For several years now, the wife and I have had a running joke about the Pollo Campero mascot, this extremely giddy chicken who, with wings wide apart in welcome, appears to beseech us to enter his restaurant and eat all his little friends. We amuse ourselves, we really do.
But now, in the latest issue of Gastronomica, writer Mark Morton serves up a brilliant essay on the very subject. Here’s the nut graf of the piece (which is regrettably not online):
This notion that the natural world is not antagonistic to humans—-“nature, red in tooth and claw,” as Tennyson put it three centuries later—-but rather that it willingly bends itself to comply with human desire, is a version of what literary critics call the pathetic fallacy. Sometimes dismissed as jejune, the pathetic fallacy can, at its best, offer us a vision of a world where humans and their environment coexist in harmony. But at its worst, the pathetic fallacy can become a grotesque fantasy of self-indulgence. In the culinary world, that began to happen about a century ago in print advertisements that depicted animals perversely and gleefully seeking their own slaughter—-all in a bid to satisfy human consumption.

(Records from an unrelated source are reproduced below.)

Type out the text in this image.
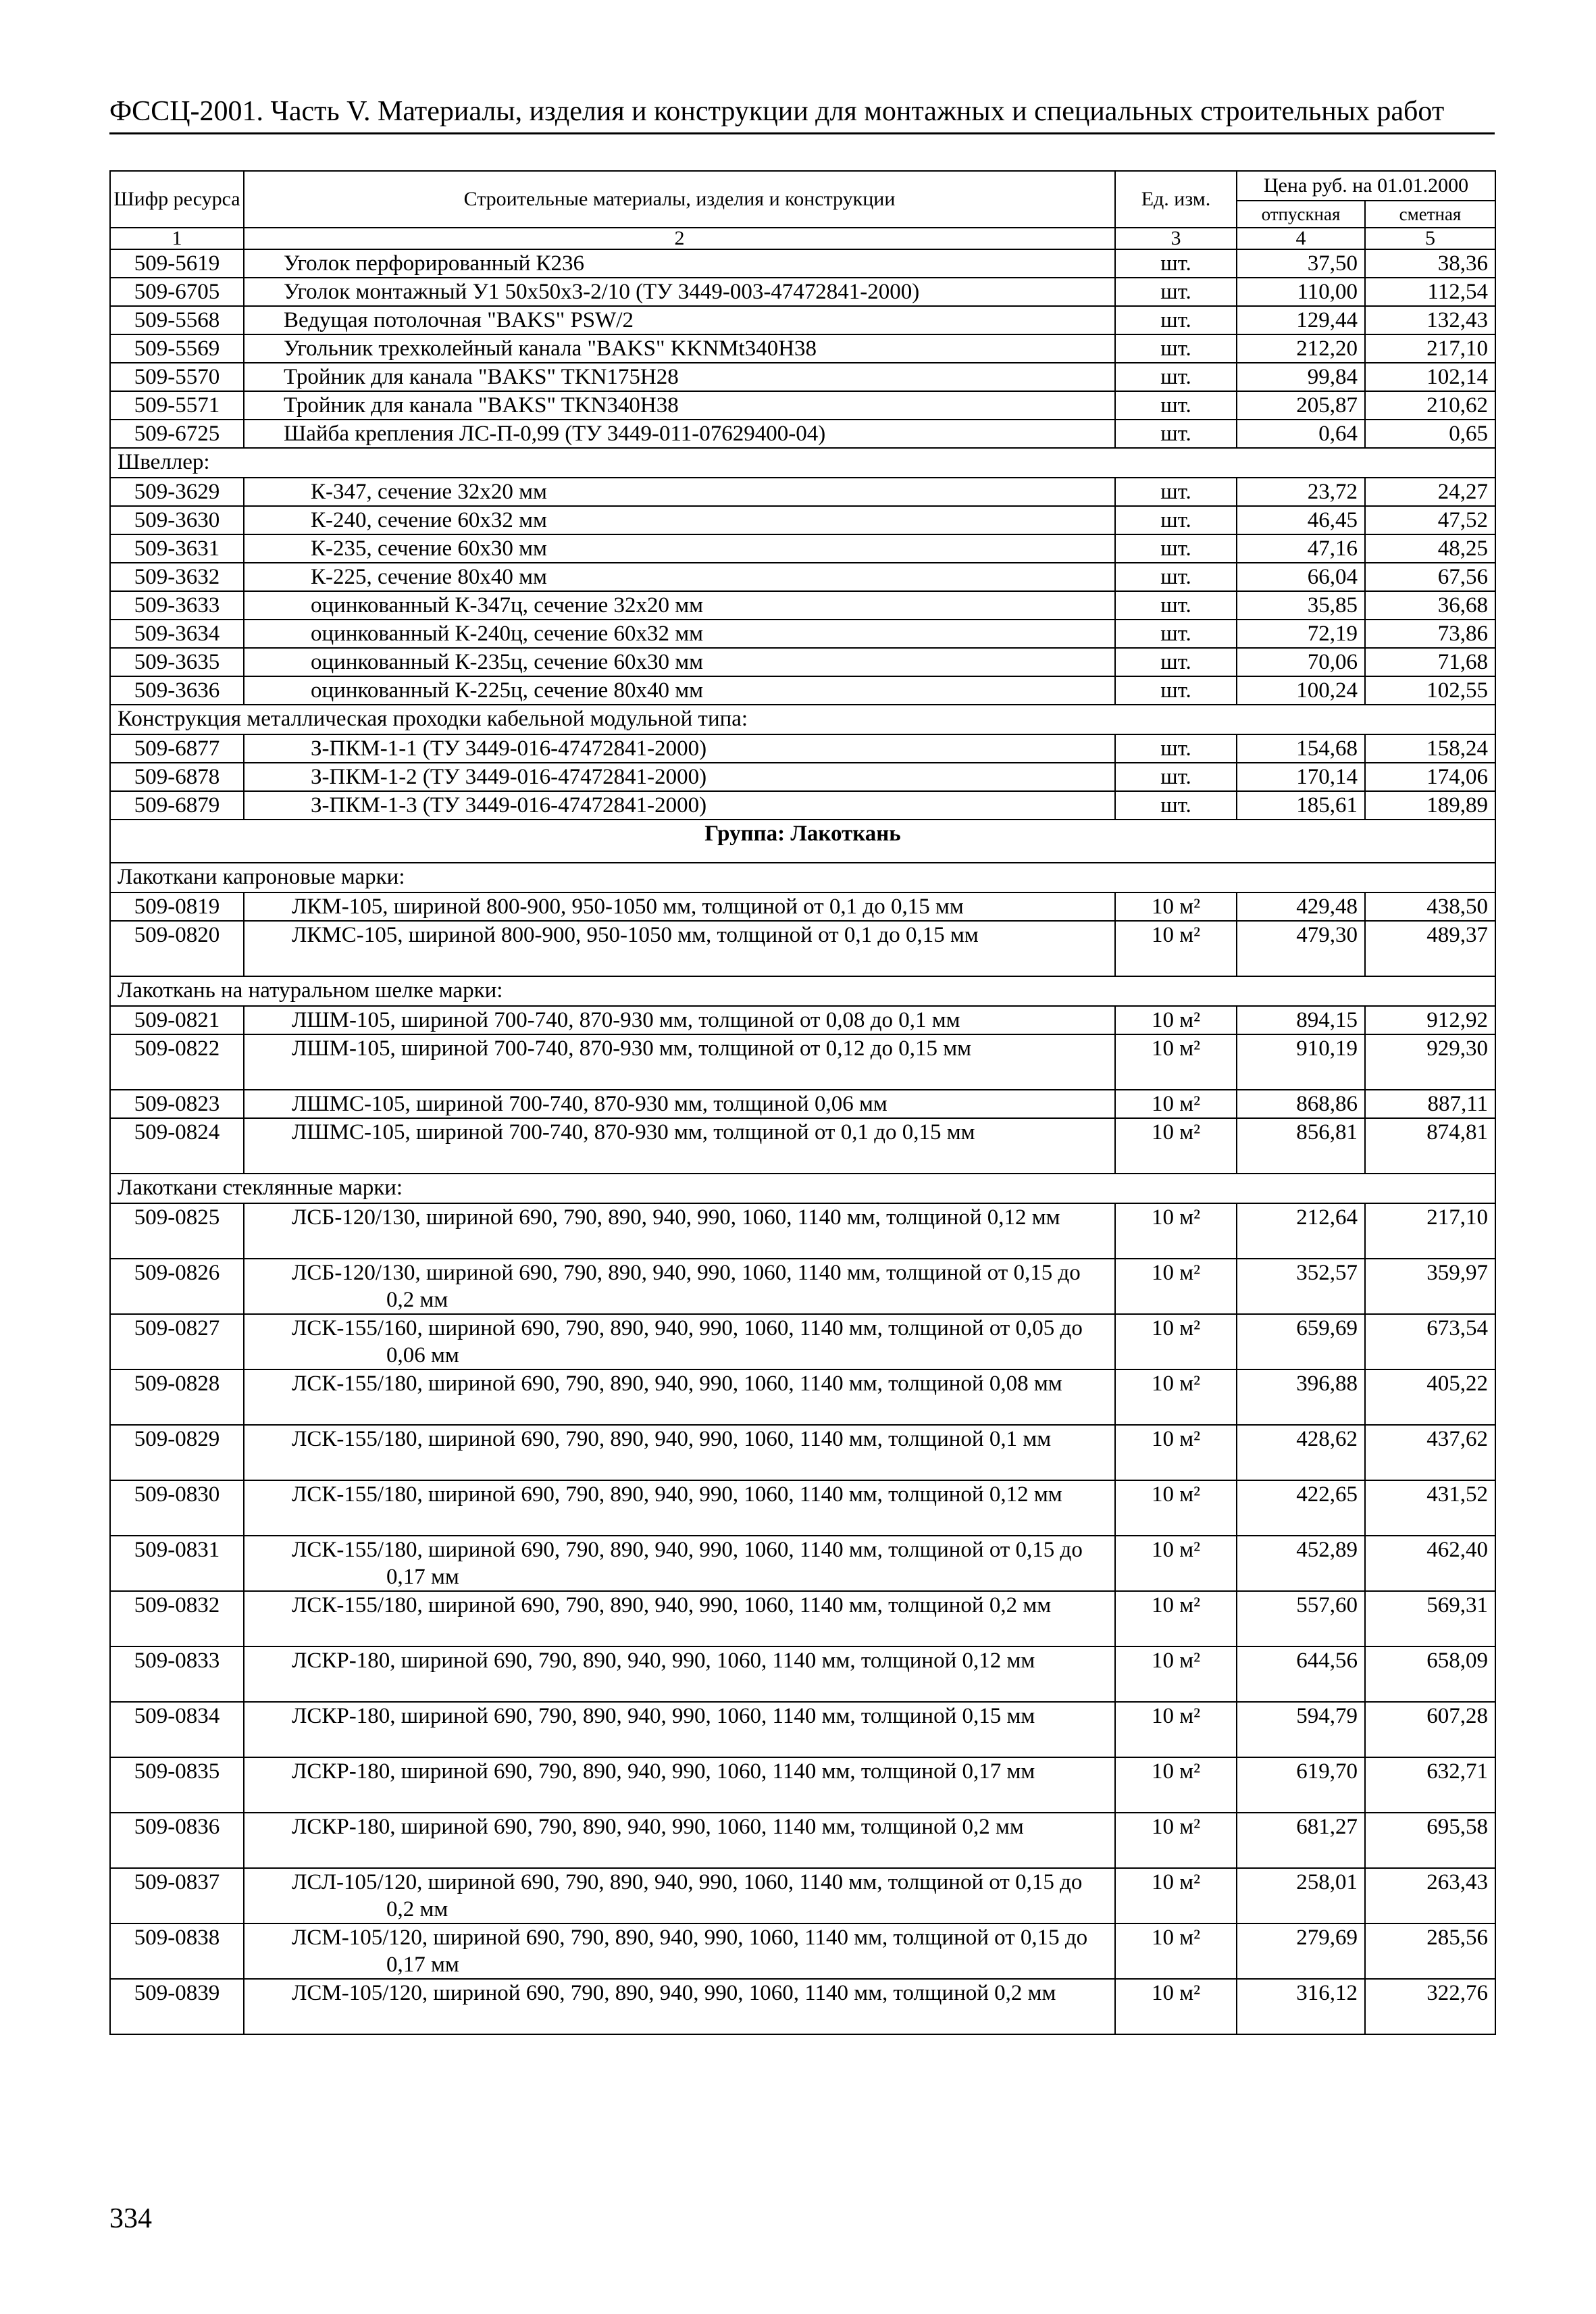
ФССЦ-2001. Часть V. Материалы, изделия и конструкции для монтажных и специальных строительных работ
Шифр ресурса	Строительные материалы, изделия и конструкции	Ед. изм.	Цена руб. на 01.01.2000	
			отпускная	сметная
1	2	3	4	5
509-5619	Уголок перфорированный К236	шт.	37,50	38,36
509-6705	Уголок монтажный У1 50x50x3-2/10 (ТУ 3449-003-47472841-2000)	шт.	110,00	112,54
509-5568	Ведущая потолочная "BAKS" PSW/2	шт.	129,44	132,43
509-5569	Угольник трехколейный канала "BAKS" KKNMt340H38	шт.	212,20	217,10
509-5570	Тройник для канала "BAKS" TKN175H28	шт.	99,84	102,14
509-5571	Тройник для канала "BAKS" TKN340H38	шт.	205,87	210,62
509-6725	Шайба крепления ЛС-П-0,99 (ТУ 3449-011-07629400-04)	шт.	0,64	0,65
Швеллер:				
509-3629	К-347, сечение 32x20 мм	шт.	23,72	24,27
509-3630	К-240, сечение 60x32 мм	шт.	46,45	47,52
509-3631	К-235, сечение 60x30 мм	шт.	47,16	48,25
509-3632	К-225, сечение 80x40 мм	шт.	66,04	67,56
509-3633	оцинкованный К-347ц, сечение 32x20 мм	шт.	35,85	36,68
509-3634	оцинкованный К-240ц, сечение 60x32 мм	шт.	72,19	73,86
509-3635	оцинкованный К-235ц, сечение 60x30 мм	шт.	70,06	71,68
509-3636	оцинкованный К-225ц, сечение 80x40 мм	шт.	100,24	102,55
Конструкция металлическая проходки кабельной модульной типа:				
509-6877	З-ПКМ-1-1 (ТУ 3449-016-47472841-2000)	шт.	154,68	158,24
509-6878	З-ПКМ-1-2 (ТУ 3449-016-47472841-2000)	шт.	170,14	174,06
509-6879	З-ПКМ-1-3 (ТУ 3449-016-47472841-2000)	шт.	185,61	189,89
Группа: Лакоткань				
Лакоткани капроновые марки:				
509-0819	ЛКМ-105, шириной 800-900, 950-1050 мм, толщиной от 0,1 до 0,15 мм	10 м²	429,48	438,50
509-0820	ЛКМС-105, шириной 800-900, 950-1050 мм, толщиной от 0,1 до 0,15 мм	10 м²	479,30	489,37
Лакоткань на натуральном шелке марки:				
509-0821	ЛШМ-105, шириной 700-740, 870-930 мм, толщиной от 0,08 до 0,1 мм	10 м²	894,15	912,92
509-0822	ЛШМ-105, шириной 700-740, 870-930 мм, толщиной от 0,12 до 0,15 мм	10 м²	910,19	929,30
509-0823	ЛШМС-105, шириной 700-740, 870-930 мм, толщиной 0,06 мм	10 м²	868,86	887,11
509-0824	ЛШМС-105, шириной 700-740, 870-930 мм, толщиной от 0,1 до 0,15 мм	10 м²	856,81	874,81
Лакоткани стеклянные марки:				
509-0825	ЛСБ-120/130, шириной 690, 790, 890, 940, 990, 1060, 1140 мм, толщиной 0,12 мм	10 м²	212,64	217,10
509-0826	ЛСБ-120/130, шириной 690, 790, 890, 940, 990, 1060, 1140 мм, толщиной от 0,15 до 0,2 мм	10 м²	352,57	359,97
509-0827	ЛСК-155/160, шириной 690, 790, 890, 940, 990, 1060, 1140 мм, толщиной от 0,05 до 0,06 мм	10 м²	659,69	673,54
509-0828	ЛСК-155/180, шириной 690, 790, 890, 940, 990, 1060, 1140 мм, толщиной 0,08 мм	10 м²	396,88	405,22
509-0829	ЛСК-155/180, шириной 690, 790, 890, 940, 990, 1060, 1140 мм, толщиной 0,1 мм	10 м²	428,62	437,62
509-0830	ЛСК-155/180, шириной 690, 790, 890, 940, 990, 1060, 1140 мм, толщиной 0,12 мм	10 м²	422,65	431,52
509-0831	ЛСК-155/180, шириной 690, 790, 890, 940, 990, 1060, 1140 мм, толщиной от 0,15 до 0,17 мм	10 м²	452,89	462,40
509-0832	ЛСК-155/180, шириной 690, 790, 890, 940, 990, 1060, 1140 мм, толщиной 0,2 мм	10 м²	557,60	569,31
509-0833	ЛСКР-180, шириной 690, 790, 890, 940, 990, 1060, 1140 мм, толщиной 0,12 мм	10 м²	644,56	658,09
509-0834	ЛСКР-180, шириной 690, 790, 890, 940, 990, 1060, 1140 мм, толщиной 0,15 мм	10 м²	594,79	607,28
509-0835	ЛСКР-180, шириной 690, 790, 890, 940, 990, 1060, 1140 мм, толщиной 0,17 мм	10 м²	619,70	632,71
509-0836	ЛСКР-180, шириной 690, 790, 890, 940, 990, 1060, 1140 мм, толщиной 0,2 мм	10 м²	681,27	695,58
509-0837	ЛСЛ-105/120, шириной 690, 790, 890, 940, 990, 1060, 1140 мм, толщиной от 0,15 до 0,2 мм	10 м²	258,01	263,43
509-0838	ЛСМ-105/120, шириной 690, 790, 890, 940, 990, 1060, 1140 мм, толщиной от 0,15 до 0,17 мм	10 м²	279,69	285,56
509-0839	ЛСМ-105/120, шириной 690, 790, 890, 940, 990, 1060, 1140 мм, толщиной 0,2 мм	10 м²	316,12	322,76
334
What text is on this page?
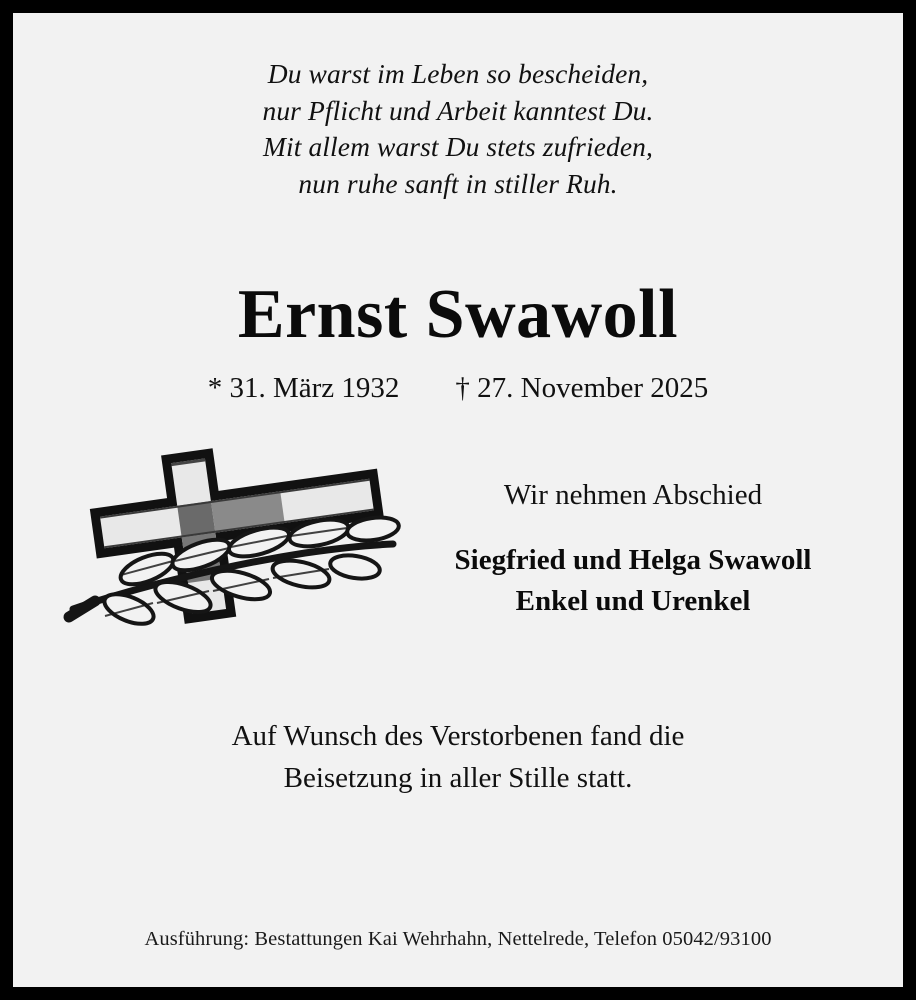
Du warst im Leben so bescheiden,
nur Pflicht und Arbeit kanntest Du.
Mit allem warst Du stets zufrieden,
nun ruhe sanft in stiller Ruh.
Ernst Swawoll
* 31. März 1932 † 27. November 2025
Wir nehmen Abschied
Siegfried und Helga Swawoll
Enkel und Urenkel
Auf Wunsch des Verstorbenen fand die
Beisetzung in aller Stille statt.
Ausführung: Bestattungen Kai Wehrhahn, Nettelrede, Telefon 05042/93100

Morton’s article singles out a number of companies/advisory boards that have used animal characters to peddle their products: The Laughing Cow, Charlie the Tuna, and the California Raisins, among others. These cartoonish creations all encourage us to eat them or the products they make, a fact that, when you think about it, has sort of Jeffrey Dahmer overtones to it, particularly if you buy into this idea that food is the new sex.
If you haven’t seen it already, there’s also a Web site dedicated to the subject, Suicide Food, which posts pictures of lesser-known animal mascots who desperately want us to nibble on their flesh. The examples are so abundant, throughout so many difficult cultures, that I do have to think that, on some level, humans must feel guilty about eating animal flesh.